Monday 21 May 2012

New Blog

Armadillo Blog now has a new name and a new look, if you follow me, and I hope you do, please visit http://armadillochildrensmagazine.blogspot.co.uk/
to see the new look... enjoy!


I look forward to seeing you all there and as always welcome any comments.

Louise, Armadillo Edior-in-Chief

Thursday 10 May 2012

Fortune Tellers...


Three very different and very interesting books insightfully reviewed for the Blog by Bridget Carrington

We begin with an excellent independently published book. Alfie Jones and a Change of Fortune by David Fuller (RDF Publishing 2011).
A winner! As we’ve discovered before, books from independent publishers and those which are self-published are a very mixed bag, and those publishers can get very aerated if their product is adversely criticised! David Fuller’s Alfie Jones and a Change of Fortune shows just how good independently published books can be.

Alfie is nine years old and his passion is football. He has always loved playing for Kingsway Colts, where he is one of their stars, but when their elderly coach is taken ill, his replacement is only interested in promoting his own son, Jasper. Jasper and his father are bullies, and Alfie is, quite literally, sidelined for every match. Luckily, he meets a mysterious fortune-teller, Madame Zola, who helps him beat the bullies.

This book is great fun, with plenty of excitement and humour, ably assisted by Rob Smyth’s illustrations. But it has very serious undertones, showing how adults as well as peers can bully children, and the effect this can have on the object of this bullying. Although Alfie is supported by his friends, he isn’t by his parents who, although they are not unkind, have no interest in Alfie’s passion for and skill in football. Instead they support Alfie’s sister’s passion for dancing. There are also positive elderly characters: Jimmy Grimshaw, the old coach, and Madame Zola, untidy, scatty, but the catalyst which empowers Alfie to outwit the bullies.

This is an excellent chapter book for primary school readers, to which boys will relate, and we look forward to reading many more of Alfie’s adventures.




Moving on to a retelling from an established and popular author Bridget read Shahnameh: The Persian Book of Kings, retold by Elizabeth Laird, illustrated by Shirin Adl (Frances Lincoln 2012).
Elizabeth Laird is passionate about bringing young Western audiences an understanding of the people, customs and culture of the Middle East and beyond. Shanameh is an epic poem written more than a thousand years ago, which relates the myths and legends which tell of the beginning of Persia – modern-day Iran – and which have formed an oral tradition in those lands.




The stories tell of the lives, loves and adventures of the kings, heroes, princesses, magical animals and demons.


Laird has retold them perfectly, retaining the poetic lilt within a translation which will engage young readers.

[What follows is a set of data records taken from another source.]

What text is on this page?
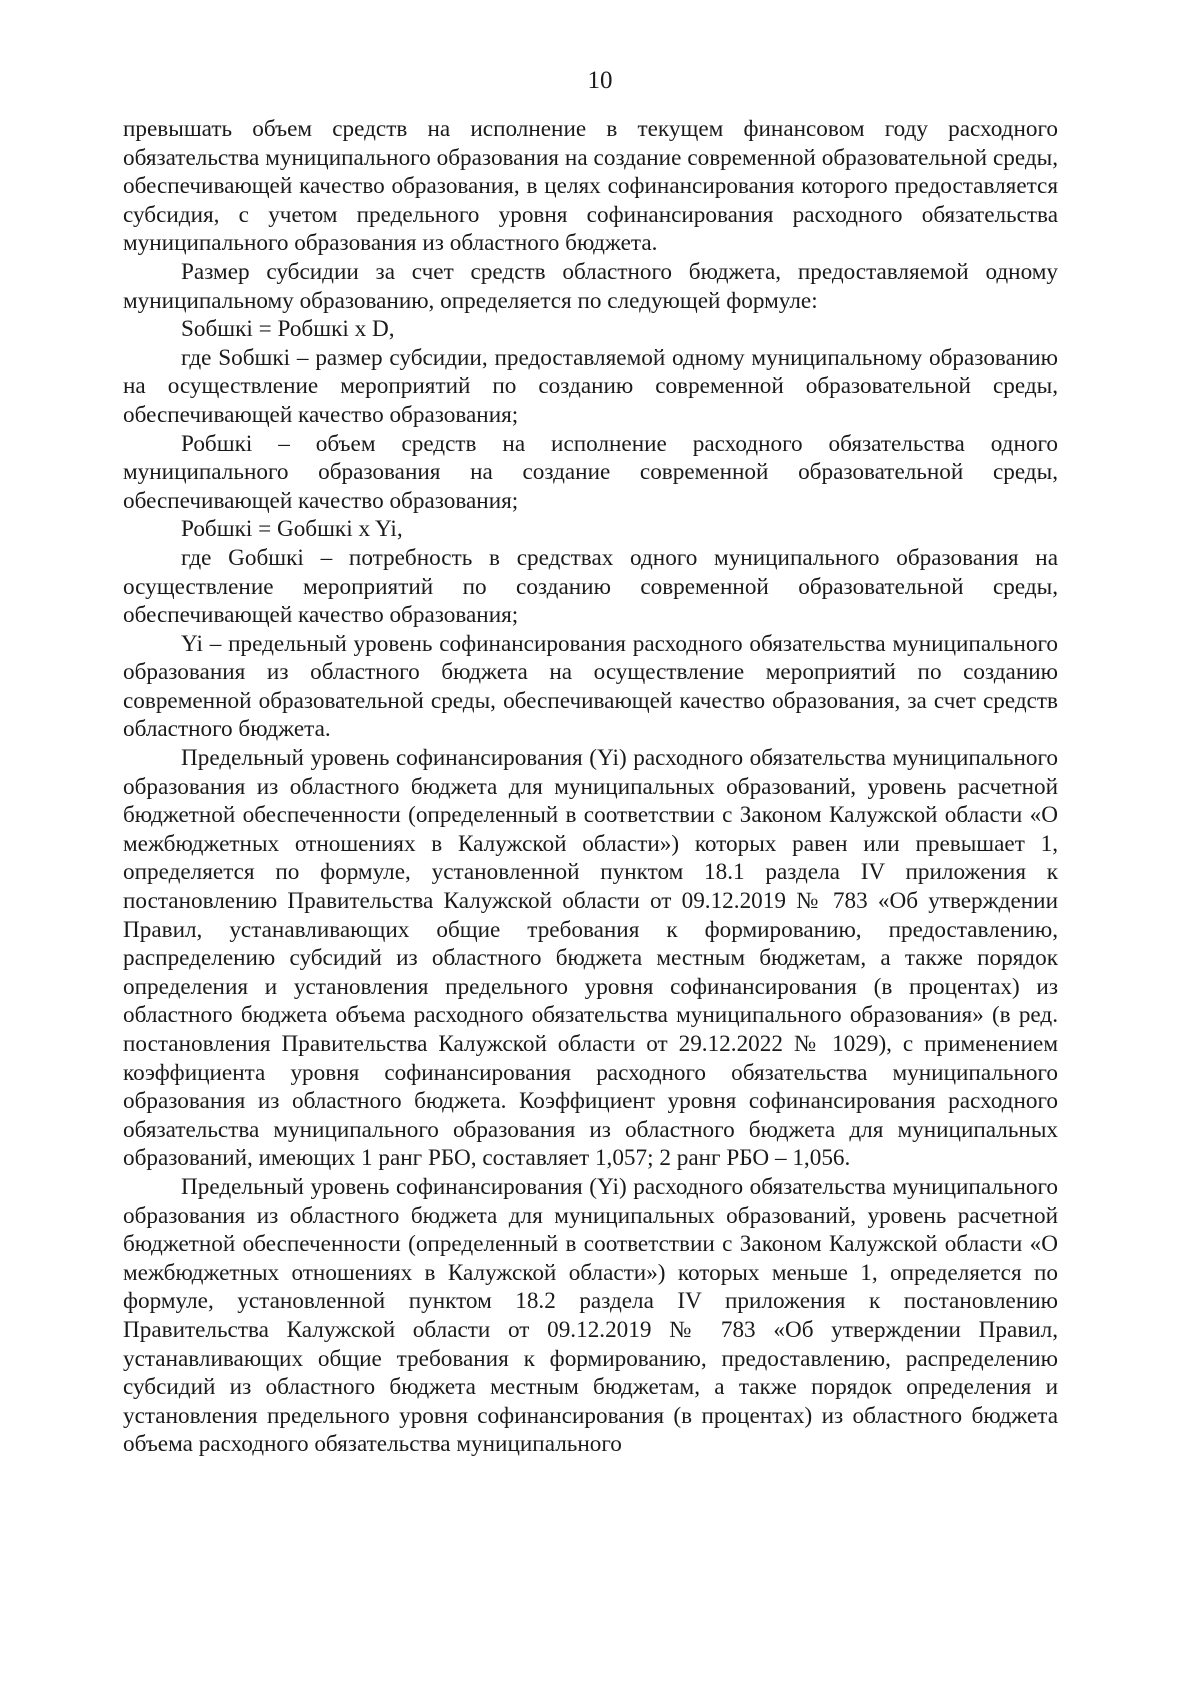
10

превышать объем средств на исполнение в текущем финансовом году расходного обязательства муниципального образования на создание современной образовательной среды, обеспечивающей качество образования, в целях софинансирования которого предоставляется субсидия, с учетом предельного уровня софинансирования расходного обязательства муниципального образования из областного бюджета.

Размер субсидии за счет средств областного бюджета, предоставляемой одному муниципальному образованию, определяется по следующей формуле:

Sобшкi = Робшкi x D,

где Sобшкi – размер субсидии, предоставляемой одному муниципальному образованию на осуществление мероприятий по созданию современной образовательной среды, обеспечивающей качество образования;

Робшкi – объем средств на исполнение расходного обязательства одного муниципального образования на создание современной образовательной среды, обеспечивающей качество образования;

Робшкi = Gобшкi x Yi,

где Gобшкi – потребность в средствах одного муниципального образования на осуществление мероприятий по созданию современной образовательной среды, обеспечивающей качество образования;

Yi – предельный уровень софинансирования расходного обязательства муниципального образования из областного бюджета на осуществление мероприятий по созданию современной образовательной среды, обеспечивающей качество образования, за счет средств областного бюджета.

Предельный уровень софинансирования (Yi) расходного обязательства муниципального образования из областного бюджета для муниципальных образований, уровень расчетной бюджетной обеспеченности (определенный в соответствии с Законом Калужской области «О межбюджетных отношениях в Калужской области») которых равен или превышает 1, определяется по формуле, установленной пунктом 18.1 раздела IV приложения к постановлению Правительства Калужской области от 09.12.2019 № 783 «Об утверждении Правил, устанавливающих общие требования к формированию, предоставлению, распределению субсидий из областного бюджета местным бюджетам, а также порядок определения и установления предельного уровня софинансирования (в процентах) из областного бюджета объема расходного обязательства муниципального образования» (в ред. постановления Правительства Калужской области от 29.12.2022 № 1029), с применением коэффициента уровня софинансирования расходного обязательства муниципального образования из областного бюджета. Коэффициент уровня софинансирования расходного обязательства муниципального образования из областного бюджета для муниципальных образований, имеющих 1 ранг РБО, составляет 1,057; 2 ранг РБО – 1,056.

Предельный уровень софинансирования (Yi) расходного обязательства муниципального образования из областного бюджета для муниципальных образований, уровень расчетной бюджетной обеспеченности (определенный в соответствии с Законом Калужской области «О межбюджетных отношениях в Калужской области») которых меньше 1, определяется по формуле, установленной пунктом 18.2 раздела IV приложения к постановлению Правительства Калужской области от 09.12.2019 № 783 «Об утверждении Правил, устанавливающих общие требования к формированию, предоставлению, распределению субсидий из областного бюджета местным бюджетам, а также порядок определения и установления предельного уровня софинансирования (в процентах) из областного бюджета объема расходного обязательства муниципального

Shirin Adl’s illustrations accompany the text perfectly, with full page modern, slightly quirky, representations of typical Persian art, and every page bordered by flowers and creatures which echo the atmosphere and ethos of the stories. This is a beautiful book, in content and in presentation.




Finally Bridget shares her thoughts about a book translated into English by Anthea Bell but originally from the pen and imagination of the hugely talented Kai Meyer, Arcadia Awakens (Templar 2012).
A curiously mixed set of genres are found in Meyer’s YA novel, where Rosa, an American teenager recovering from an abortion resulting from a gang rape, returns to her Mafia family roots in Sicily. Here she reluctantly falls in love with the son of a rival clan, and discovers that, in common with the rest of each family, they can shape-shift into a snake (Rosa) and a tiger (Alessandro), a legacy from their Arcadian ancestry. Thereafter they battle various odds, human and supernatural.


Meyer paints a competent picture of the Sicilian landscape – though that may owe something to my currently watching Montalbano – but the characterisation is less convincing. Myth – the Arcadian element – legend and Bond-style thriller combine in the first novel of a projected trilogy which will undoubtedly captivate a teenage audience which enjoys fast-paced adventure, fantasy, romance and angst.

We hope you will find the time to enjoy one or more of these titles for yourself.